Your task is to tell us about something crazy you have done, writing a program in a language that doesn’t provide what you need, either because you were forced to do so by circumstances or because you wanted to be crazy, as I did. When you are finished, you are welcome to read or run a suggested solution, or to post your own solution or discuss the exercise in the comments below.
Back in the pre-Julia era, when I was still a student, I created an encryption system using Quick Basic (QB). It was embarrassingly slow (though part of it was due to the computing power of the time). The algorithm was sound but it would take forever to run on a large file.
Also, a few years later, still in the pre-Julia era, I created a new statistical framework using MATLAB. It worked well, but only for data up to 500 data points or so, making it quite impractical.

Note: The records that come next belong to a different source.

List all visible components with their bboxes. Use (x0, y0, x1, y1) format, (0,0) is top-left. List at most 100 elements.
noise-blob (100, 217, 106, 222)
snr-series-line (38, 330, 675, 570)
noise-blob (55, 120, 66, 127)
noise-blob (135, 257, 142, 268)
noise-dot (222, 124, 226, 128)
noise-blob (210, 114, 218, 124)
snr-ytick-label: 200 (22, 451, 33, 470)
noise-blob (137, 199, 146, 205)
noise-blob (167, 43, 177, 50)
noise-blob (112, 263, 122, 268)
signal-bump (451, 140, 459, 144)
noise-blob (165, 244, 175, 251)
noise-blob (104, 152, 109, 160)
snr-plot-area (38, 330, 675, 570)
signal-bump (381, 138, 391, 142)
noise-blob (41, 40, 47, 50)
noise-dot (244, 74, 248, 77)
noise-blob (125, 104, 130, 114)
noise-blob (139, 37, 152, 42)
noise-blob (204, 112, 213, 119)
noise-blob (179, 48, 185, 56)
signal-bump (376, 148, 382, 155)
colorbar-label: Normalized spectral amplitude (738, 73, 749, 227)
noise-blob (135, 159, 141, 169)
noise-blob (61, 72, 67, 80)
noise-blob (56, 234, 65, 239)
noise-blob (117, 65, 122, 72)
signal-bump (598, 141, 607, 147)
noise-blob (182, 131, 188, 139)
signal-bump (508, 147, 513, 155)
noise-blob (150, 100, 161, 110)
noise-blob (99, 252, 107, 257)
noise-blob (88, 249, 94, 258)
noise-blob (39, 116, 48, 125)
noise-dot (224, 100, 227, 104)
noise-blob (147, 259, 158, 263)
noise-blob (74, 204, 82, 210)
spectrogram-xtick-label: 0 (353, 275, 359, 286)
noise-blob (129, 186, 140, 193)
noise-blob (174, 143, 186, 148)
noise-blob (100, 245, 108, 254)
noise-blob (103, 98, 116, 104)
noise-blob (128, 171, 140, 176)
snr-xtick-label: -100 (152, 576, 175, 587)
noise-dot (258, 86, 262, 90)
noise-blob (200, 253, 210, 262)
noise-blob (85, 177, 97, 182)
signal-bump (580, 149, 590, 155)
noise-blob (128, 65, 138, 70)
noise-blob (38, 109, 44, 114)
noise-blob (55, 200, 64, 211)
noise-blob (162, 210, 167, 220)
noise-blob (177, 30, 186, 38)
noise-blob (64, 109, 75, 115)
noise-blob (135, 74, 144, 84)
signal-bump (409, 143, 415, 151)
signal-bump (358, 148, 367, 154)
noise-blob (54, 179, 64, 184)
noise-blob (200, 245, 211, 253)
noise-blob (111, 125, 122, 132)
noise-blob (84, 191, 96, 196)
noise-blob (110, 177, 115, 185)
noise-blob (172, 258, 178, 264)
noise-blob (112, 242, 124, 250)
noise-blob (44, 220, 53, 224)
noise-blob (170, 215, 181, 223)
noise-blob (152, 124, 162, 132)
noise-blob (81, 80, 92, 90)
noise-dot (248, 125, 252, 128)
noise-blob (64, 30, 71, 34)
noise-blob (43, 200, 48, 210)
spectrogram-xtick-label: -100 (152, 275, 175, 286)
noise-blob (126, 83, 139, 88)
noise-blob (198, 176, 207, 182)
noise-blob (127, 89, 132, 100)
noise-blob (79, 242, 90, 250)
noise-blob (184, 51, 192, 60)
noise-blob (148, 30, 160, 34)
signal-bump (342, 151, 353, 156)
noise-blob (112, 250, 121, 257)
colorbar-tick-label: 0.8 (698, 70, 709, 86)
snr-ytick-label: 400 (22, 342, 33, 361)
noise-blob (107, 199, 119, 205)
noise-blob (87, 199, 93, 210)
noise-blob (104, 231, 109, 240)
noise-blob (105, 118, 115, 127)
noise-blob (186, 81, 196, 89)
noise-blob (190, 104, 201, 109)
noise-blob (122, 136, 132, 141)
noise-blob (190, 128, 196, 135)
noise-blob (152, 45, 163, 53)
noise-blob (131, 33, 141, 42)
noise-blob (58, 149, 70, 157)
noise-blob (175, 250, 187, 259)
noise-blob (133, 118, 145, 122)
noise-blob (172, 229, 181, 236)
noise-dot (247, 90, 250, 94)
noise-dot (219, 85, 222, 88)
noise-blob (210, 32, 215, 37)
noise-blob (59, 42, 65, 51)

I wouldn’t say that I was crazy to try out these things, but I was definitely ignorant!
AWK! I am soo happy to see this mentioned here and used. I learned it while working in the Unix environment at a particle accelerator.
We had dipoles to bend the beam around and of course we had syncrotron radiation from the acceleration required to bend the beam. So we imaged the syncrotron light and put it on a video monitor. The image had information about the beam’s physical bunch length. So I took a background image, then subtracted it from the beam image. Summing all pixels in the vertical gave us an intensity profile. That could be fit to a 5 degree of freedom hyperbola using Cramer’s rule. I did most of the video work in AWK. I might have used it for the fit as well, or done it longhand.
It was proof of principle and it worked great. I liked AWK, because it is a compact language and you can keep the whole thing in your head. Programs are small and easy to get things done with, great for small projects, small datasets and one line programs.